Dr. Anderson bent over the scarcely-conscious woman, using all the skill and gentleness that his experienced fingers knew.
“How is she?” he asked after a time without looking up.
“Pulse stilI beating . . .” Donald assured him. “Wait . . . no . . . it’s faint.”
With what anxiety he held the heavy hand in his own.
“Dad . . .” he spoke urgently, bending carefully over the blood-soaked bed. “Is there nothing else we can do?”
Dr. Anderson paused for a moment. “A blood transfusion. Yes, that would help!” He returned to his efforts. “But that can’t be arranged. It is . . .” he spoke in little pauses. “In a few places. . . not here yet. . . .”
“Then what’s the good of talking!” Donald said bitterly, but beneath his breath. He felt that he could tear down the very walls to save the patient, and yet nothing they could do could avail.
“She used up all her strength,” whispered the midwife.
Donald looked round the room, just coming out of a daze. He was an experienced student in midwifery at the Lane End Hospital, but this was the first time he had been present at a home confinement. All his textbook knowledge recoiled at the absence of light, air, space, and the hygienic and antiseptic hospital atmosphere to which he was accustomed. Yet his father and the midwife seemed not to have noticed anything amiss. They’ve seen so much they’ve become blind, he thought angrily.
The bereaved husband still stood beside the door. Against his better judgment he hoped that these supreme beings who held the secret of life and death in their trained hands, might yet save his wife.
“You should have got a doctor sooner,” said Dr. Anderson quietly, coming out to the man to tell him that resignation must now take the place of hope.
“We couldn’t afford no doctors or specialists,” he said dully. Weeping was too easy for his sorrow.
Although there was nothing more to be done except write out a few formal words on a certificate, the Doctor and his son went over for the last time to the bedside. The work-worn hands were rested now, calm and unmoving.
With a shock, Donald noticed a clothes-basket on a chair near the bed, in which a bundle stirred lightly. “What a pity it survived!” he thought, then almost laughed at the irony of his thought. A pity that a new-born baby was alive and well! When the front page of every newspaper in the land was pleading, urging, demanding more babies.
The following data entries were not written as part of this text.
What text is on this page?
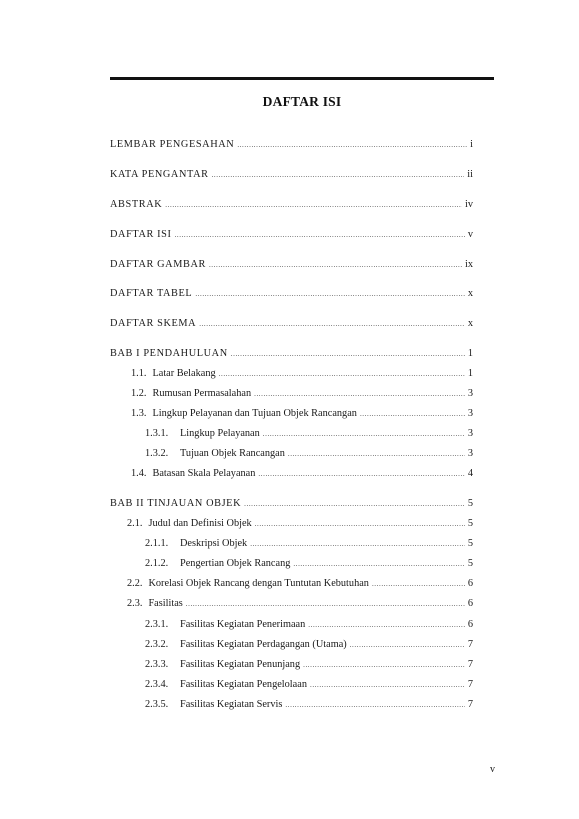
DAFTAR ISI
LEMBAR PENGESAHAN .....	i
KATA PENGANTAR .....	ii
ABSTRAK .....	iv
DAFTAR ISI .....	v
DAFTAR GAMBAR .....	ix
DAFTAR TABEL .....	x
DAFTAR SKEMA .....	x
BAB I PENDAHULUAN .....	1
1.1. Latar Belakang .....	1
1.2. Rumusan Permasalahan .....	3
1.3. Lingkup Pelayanan dan Tujuan Objek Rancangan .....	3
1.3.1.	Lingkup Pelayanan .....	3
1.3.2.	Tujuan Objek Rancangan .....	3
1.4. Batasan Skala Pelayanan .....	4
BAB II TINJAUAN OBJEK .....	5
2.1. Judul dan Definisi Objek .....	5
2.1.1.	Deskripsi Objek .....	5
2.1.2.	Pengertian Objek Rancang .....	5
2.2. Korelasi Objek Rancang dengan Tuntutan Kebutuhan .....	6
2.3. Fasilitas .....	6
2.3.1.	Fasilitas Kegiatan Penerimaan .....	6
2.3.2.	Fasilitas Kegiatan Perdagangan (Utama) .....	7
2.3.3.	Fasilitas Kegiatan Penunjang .....	7
2.3.4.	Fasilitas Kegiatan Pengelolaan .....	7
2.3.5.	Fasilitas Kegiatan Servis .....	7
v
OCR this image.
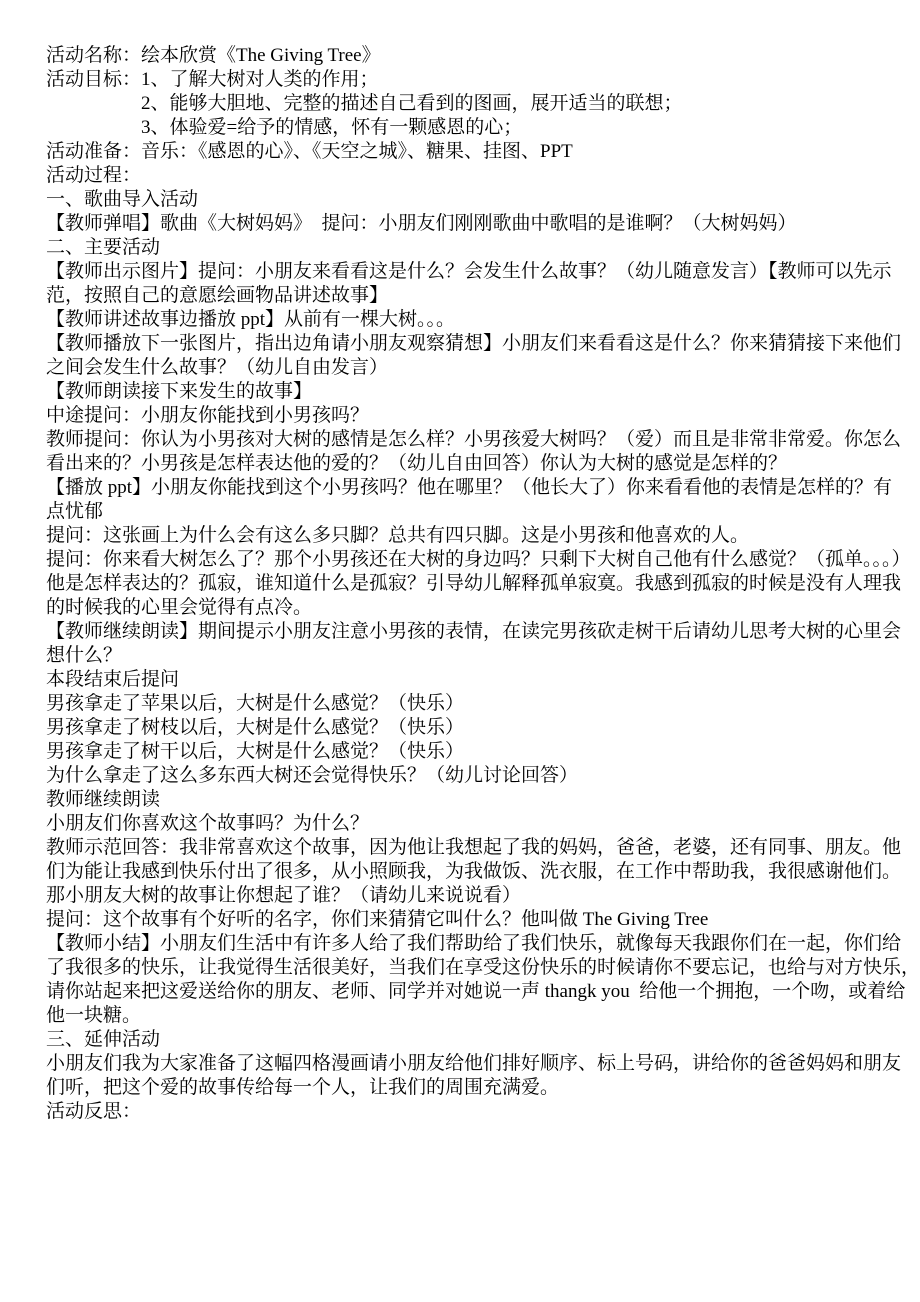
活动名称：绘本欣赏《The Giving Tree》
活动目标：1、了解大树对人类的作用；
2、能够大胆地、完整的描述自己看到的图画，展开适当的联想；
3、体验爱=给予的情感，怀有一颗感恩的心；
活动准备：音乐：《感恩的心》、《天空之城》、糖果、挂图、PPT
活动过程：
一、歌曲导入活动
【教师弹唱】歌曲《大树妈妈》　提问：小朋友们刚刚歌曲中歌唱的是谁啊？（大树妈妈）
二、主要活动
【教师出示图片】提问：小朋友来看看这是什么？会发生什么故事？（幼儿随意发言）【教师可以先示
范，按照自己的意愿绘画物品讲述故事】
【教师讲述故事边播放 ppt】从前有一棵大树。。。
【教师播放下一张图片，指出边角请小朋友观察猜想】小朋友们来看看这是什么？你来猜猜接下来他们
之间会发生什么故事？（幼儿自由发言）
【教师朗读接下来发生的故事】
中途提问：小朋友你能找到小男孩吗？
教师提问：你认为小男孩对大树的感情是怎么样？小男孩爱大树吗？（爱）而且是非常非常爱。你怎么
看出来的？小男孩是怎样表达他的爱的？（幼儿自由回答）你认为大树的感觉是怎样的？
【播放 ppt】小朋友你能找到这个小男孩吗？他在哪里？（他长大了）你来看看他的表情是怎样的？有
点忧郁
提问：这张画上为什么会有这么多只脚？总共有四只脚。这是小男孩和他喜欢的人。
提问：你来看大树怎么了？那个小男孩还在大树的身边吗？只剩下大树自己他有什么感觉？（孤单。。。）
他是怎样表达的？孤寂，谁知道什么是孤寂？引导幼儿解释孤单寂寞。我感到孤寂的时候是没有人理我
的时候我的心里会觉得有点冷。
【教师继续朗读】期间提示小朋友注意小男孩的表情，在读完男孩砍走树干后请幼儿思考大树的心里会
想什么？
本段结束后提问
男孩拿走了苹果以后，大树是什么感觉？（快乐）
男孩拿走了树枝以后，大树是什么感觉？（快乐）
男孩拿走了树干以后，大树是什么感觉？（快乐）
为什么拿走了这么多东西大树还会觉得快乐？（幼儿讨论回答）
教师继续朗读
小朋友们你喜欢这个故事吗？为什么？
教师示范回答：我非常喜欢这个故事，因为他让我想起了我的妈妈，爸爸，老婆，还有同事、朋友。他
们为能让我感到快乐付出了很多，从小照顾我，为我做饭、洗衣服，在工作中帮助我，我很感谢他们。
那小朋友大树的故事让你想起了谁？（请幼儿来说说看）
提问：这个故事有个好听的名字，你们来猜猜它叫什么？他叫做 The Giving Tree
【教师小结】小朋友们生活中有许多人给了我们帮助给了我们快乐，就像每天我跟你们在一起，你们给
了我很多的快乐，让我觉得生活很美好，当我们在享受这份快乐的时候请你不要忘记，也给与对方快乐，
请你站起来把这爱送给你的朋友、老师、同学并对她说一声 thangk you  给他一个拥抱，一个吻，或着给
他一块糖。
三、延伸活动
小朋友们我为大家准备了这幅四格漫画请小朋友给他们排好顺序、标上号码，讲给你的爸爸妈妈和朋友
们听，把这个爱的故事传给每一个人，让我们的周围充满爱。
活动反思：
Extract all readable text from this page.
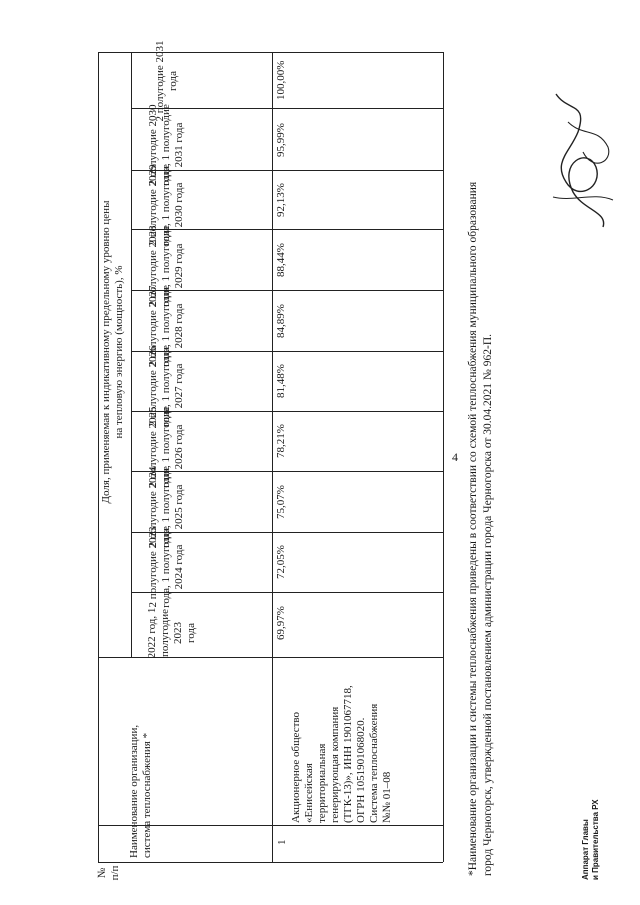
4
№
п/п
Наименование организации,
система теплоснабжения *
Доля, применяемая к индикативному предельному уровню цены
на тепловую энергию (мощность), %
2022 год, 1
полугодие 2023
года
2 полугодие 2023
года, 1 полугодие
2024 года
2 полугодие 2024
года, 1 полугодие
2025 года
2 полугодие 2025
года, 1 полугодие
2026 года
2 полугодие 2026
года, 1 полугодие
2027 года
2 полугодие 2027
года, 1 полугодие
2028 года
2 полугодие 2028
года, 1 полугодие
2029 года
2 полугодие 2029
года, 1 полугодие
2030 года
2 полугодие 2030
года, 1 полугодие
2031 года
2 полугодие 2031
года
1
Акционерное общество
«Енисейская
территориальная
генерирующая компания
(ТГК-13)», ИНН 1901067718,
ОГРН 1051901068020.
Система теплоснабжения
№№ 01–08
69,97%
72,05%
75,07%
78,21%
81,48%
84,89%
88,44%
92,13%
95,99%
100,00%
*Наименование организации и системы теплоснабжения приведены в соответствии со схемой теплоснабжения муниципального образования город Черногорск, утвержденной постановлением администрации города Черногорска от 30.04.2021 № 962-П.	Аппарат Главы и Правительства РХ
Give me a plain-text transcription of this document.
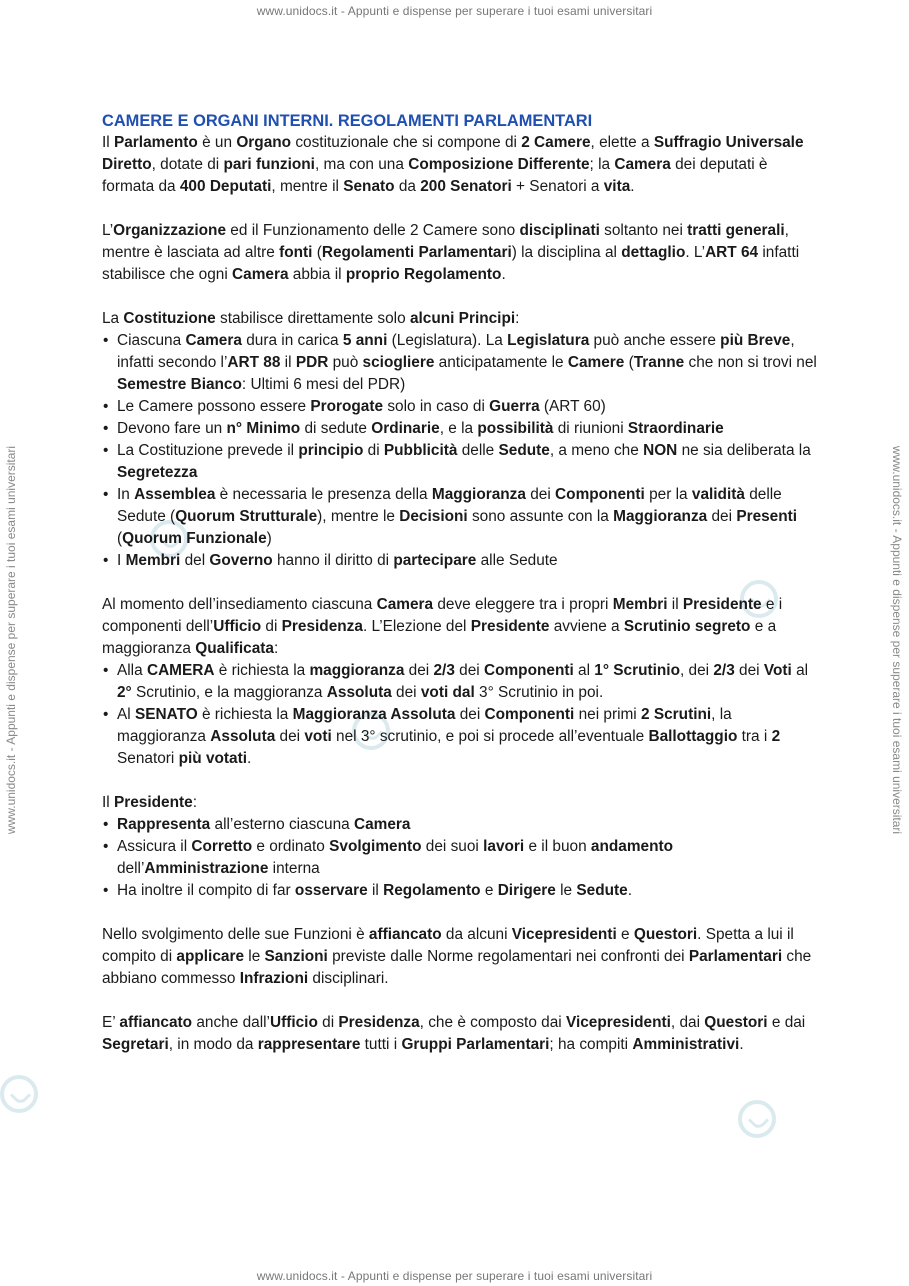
www.unidocs.it - Appunti e dispense per superare i tuoi esami universitari
www.unidocs.it - Appunti e dispense per superare i tuoi esami universitari
www.unidocs.it - Appunti e dispense per superare i tuoi esami universitari	www.unidocs.it - Appunti e dispense per superare i tuoi esami universitari
CAMERE E ORGANI INTERNI. REGOLAMENTI PARLAMENTARI

Il Parlamento è un Organo costituzionale che si compone di 2 Camere, elette a Suffragio Universale Diretto, dotate di pari funzioni, ma con una Composizione Differente; la Camera dei deputati è formata da 400 Deputati, mentre il Senato da 200 Senatori + Senatori a vita.

L’Organizzazione ed il Funzionamento delle 2 Camere sono disciplinati soltanto nei tratti generali, mentre è lasciata ad altre fonti (Regolamenti Parlamentari) la disciplina al dettaglio. L’ART 64 infatti stabilisce che ogni Camera abbia il proprio Regolamento.

La Costituzione stabilisce direttamente solo alcuni Principi:

• Ciascuna Camera dura in carica 5 anni (Legislatura). La Legislatura può anche essere più Breve, infatti secondo l’ART 88 il PDR può sciogliere anticipatamente le Camere (Tranne che non si trovi nel Semestre Bianco: Ultimi 6 mesi del PDR)
• Le Camere possono essere Prorogate solo in caso di Guerra (ART 60)
• Devono fare un n° Minimo di sedute Ordinarie, e la possibilità di riunioni Straordinarie
• La Costituzione prevede il principio di Pubblicità delle Sedute, a meno che NON ne sia deliberata la Segretezza
• In Assemblea è necessaria le presenza della Maggioranza dei Componenti per la validità delle Sedute (Quorum Strutturale), mentre le Decisioni sono assunte con la Maggioranza dei Presenti (Quorum Funzionale)
• I Membri del Governo hanno il diritto di partecipare alle Sedute

Al momento dell’insediamento ciascuna Camera deve eleggere tra i propri Membri il Presidente e i componenti dell’Ufficio di Presidenza. L’Elezione del Presidente avviene a Scrutinio segreto e a maggioranza Qualificata:

• Alla CAMERA è richiesta la maggioranza dei 2/3 dei Componenti al 1° Scrutinio, dei 2/3 dei Voti al 2° Scrutinio, e la maggioranza Assoluta dei voti dal 3° Scrutinio in poi.
• Al SENATO è richiesta la Maggioranza Assoluta dei Componenti nei primi 2 Scrutini, la maggioranza Assoluta dei voti nel 3° scrutinio, e poi si procede all’eventuale Ballottaggio tra i 2 Senatori più votati.

Il Presidente:

• Rappresenta all’esterno ciascuna Camera
• Assicura il Corretto e ordinato Svolgimento dei suoi lavori e il buon andamento dell’Amministrazione interna
• Ha inoltre il compito di far osservare il Regolamento e Dirigere le Sedute.

Nello svolgimento delle sue Funzioni è affiancato da alcuni Vicepresidenti e Questori. Spetta a lui il compito di applicare le Sanzioni previste dalle Norme regolamentari nei confronti dei Parlamentari che abbiano commesso Infrazioni disciplinari.

E’ affiancato anche dall’Ufficio di Presidenza, che è composto dai Vicepresidenti, dai Questori e dai Segretari, in modo da rappresentare tutti i Gruppi Parlamentari; ha compiti Amministrativi.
Donald felt he could stand no more and abruptly left the place. As he ran down the uncarpeted stairs, he once more stumbled over the two young ones who had just been blessed with a new baby sister. They were sleeping, one against the other.
Dr. Anderson caught him up in the street. “Bad case of haemorrhage,” he said, conversationally.
“I’ll walk home, Dad,” said Donald, and left him standing beside the car in the wet, dark, silent street.